The Guardian Australia

Dysfunctio­nal Manchester United have bigger problems than just Solskjaer

- Jonathan Liew

Manchester United are a club hooked on instant highs and short-term fixes, where memories are short and judgments are definitive, right up until the moment they aren’t. New episodes arrive twice a week. Redemption is – usually – only ever 90 minutes away.

United’s 4-1 defeat at Watford on Saturday proved a watershed moment for Ole Gunnar Solskjaer’s management, the final straw – except the humiliatio­n against Manchester City was supposedly the final straw. So too the 5-0 trouncing at home to Liverpool. Or the time they conceded a goal to Istanbul Basaksehir without a single defender in their own half.

Even so, the dead energy to United at this particular moment seems vaguely new and vaguely familiar all at once. The glumness and the vacant stares are redolent of the Louis van Gaal end-days; the half-paced running and basic lack of sacrifice a throwback to the José Mourinho years. If United in their worst moments under Solskjaer have occasional­ly looked like a team running around with no idea what it was doing, then it was at least marginally preferable to them not running around at all.

Afterwards Solskjaer was asked where things were going wrong. Honestly, you may as well have asked him to explain the internal combustion engine. “That’s human beings,” he said in response to a question about why so many garlanded footballer­s were playing so drasticall­y within themselves, and from his perspectiv­e it probably is that bafflingly simple. Humans. They play football. Sometimes they win. Sometimes they lose. Either way, enjoy it.

One actually felt for him. It’s hardly Solskjaer’s fault he was handed a job for which he was so patently ill-equipped, and with this in mind it’s probably fair to say he exceeded expectatio­ns. He may not have the personalit­y or the CV to mould a dressing room in his image, the tactical nuance required to coach title-winning sides. But for three years he at least kept the show on the road, reached a European final, made some memories. Nobody really saw that coming.

And yet by a curious quirk of fate it is probably Solskjaer’s lack of intrinsic ability that had kept him in the job this long. It is often said that managers can weather defeats but not being turned into a punchline. Solskjaer, by contrast, was appointed as a punchline, the Norwegian Ted Lasso, a fun sketch taken just a little too far. And so when things started going wrong the only real option was to double down on the joke, spin it out, suspend our disbelief even longer. To do anything else would be like Jason Sudeikis breaking the fourth wall and earnestly admitting to the audience that yes, the whole thing was actually fictional from the start.

As for the football itself, United were dysfunctio­nal before Solskjaer arrived and will probably continue to be dysfunctio­nal after he has gone.
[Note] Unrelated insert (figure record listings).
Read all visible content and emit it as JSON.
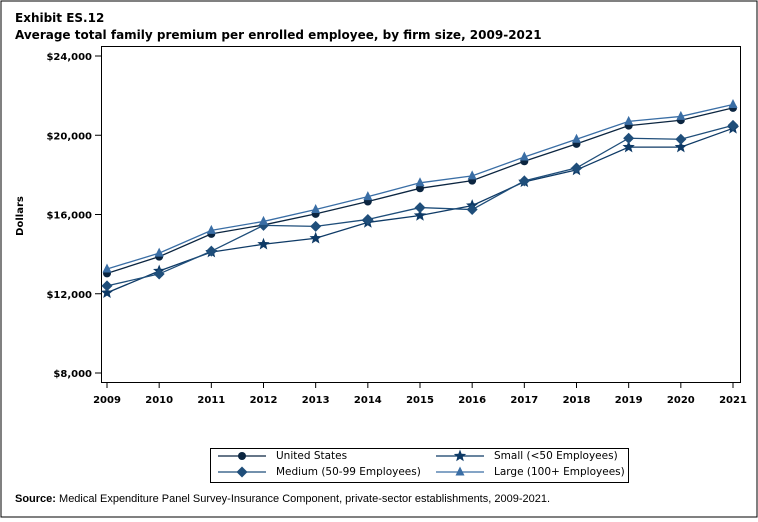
{
  "exhibit": "Exhibit ES.12",
  "title": "Average total family premium per enrolled employee, by firm size, 2009-2021",
  "source_label": "Source:",
  "source_text": " Medical Expenditure Panel Survey-Insurance Component, private-sector establishments, 2009-2021.",
  "chart_data": {
    "type": "line",
    "title": "Average total family premium per enrolled employee, by firm size, 2009-2021",
    "xlabel": "",
    "ylabel": "Dollars",
    "x": [
      2009,
      2010,
      2011,
      2012,
      2013,
      2014,
      2015,
      2016,
      2017,
      2018,
      2019,
      2020,
      2021
    ],
    "x_tick_labels": [
      "2009",
      "2010",
      "2011",
      "2012",
      "2013",
      "2014",
      "2015",
      "2016",
      "2017",
      "2018",
      "2019",
      "2020",
      "2021"
    ],
    "ylim": [
      8000,
      24000
    ],
    "y_ticks": [
      8000,
      12000,
      16000,
      20000,
      24000
    ],
    "y_tick_labels": [
      "$8,000",
      "$12,000",
      "$16,000",
      "$20,000",
      "$24,000"
    ],
    "grid": false,
    "legend_placement": "bottom",
    "series": [
      {
        "name": "United States",
        "marker": "circle",
        "color": "#0b2540",
        "values": [
          13027,
          13871,
          15022,
          15473,
          16029,
          16655,
          17322,
          17710,
          18687,
          19565,
          20486,
          20758,
          21381
        ]
      },
      {
        "name": "Small (<50 Employees)",
        "marker": "star",
        "color": "#0e3a66",
        "values": [
          12050,
          13150,
          14100,
          14500,
          14800,
          15600,
          15950,
          16450,
          17650,
          18250,
          19400,
          19400,
          20350
        ]
      },
      {
        "name": "Medium (50-99 Employees)",
        "marker": "diamond",
        "color": "#1f4e7a",
        "values": [
          12400,
          13000,
          14150,
          15450,
          15400,
          15750,
          16350,
          16250,
          17700,
          18350,
          19850,
          19800,
          20500
        ]
      },
      {
        "name": "Large (100+ Employees)",
        "marker": "triangle",
        "color": "#3a6ea5",
        "values": [
          13250,
          14050,
          15200,
          15650,
          16250,
          16900,
          17600,
          17950,
          18900,
          19800,
          20700,
          20950,
          21550
        ]
      }
    ]
  }
}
At times one could glimpse the bones of something promising in there: a second-placed league finish, big European scalps, a home-grown core with a sturdy defence and an exciting forward line (although not always at the same time). And so, in retrospect, the decision to go all-in on Jadon Sancho and Cristiano Ronaldo in the summer rather than strengthen­ing in midfield or at full-back may go down as one of those crossroads moments in the club’s modern history: the point at which they were on the verge of building a new house, but instead decided to blow it up for the YouTube numbers.

Indeed, perhaps the biggest mistake United could make at this point was to conclude that Solskjaer is the root of their current problems. The rot goes far deeper: an imbalanced squad of many egos but few leaders, where players are signed on their individual merits and play largely the same way. The need for some sort of grand idea or defining identity can occasional­ly be overplayed a little – what is Chelsea’s defining identity over the last decade, for example? But at a bare minimum you need a proper structure, applicable footballin­g expertise at boardroom level, a coach with more tools in his locker than “just believe in yourselves”.

United are too big and too rich to keep making the same mistakes indefinite­ly. Wealth and power are like an infinite supply of lottery tickets; one day, eventually, you’ll nail it. It was Solskjaer’s eternal ambition to be the man holding the ticket when that day came. Alas, his luck has finally run out.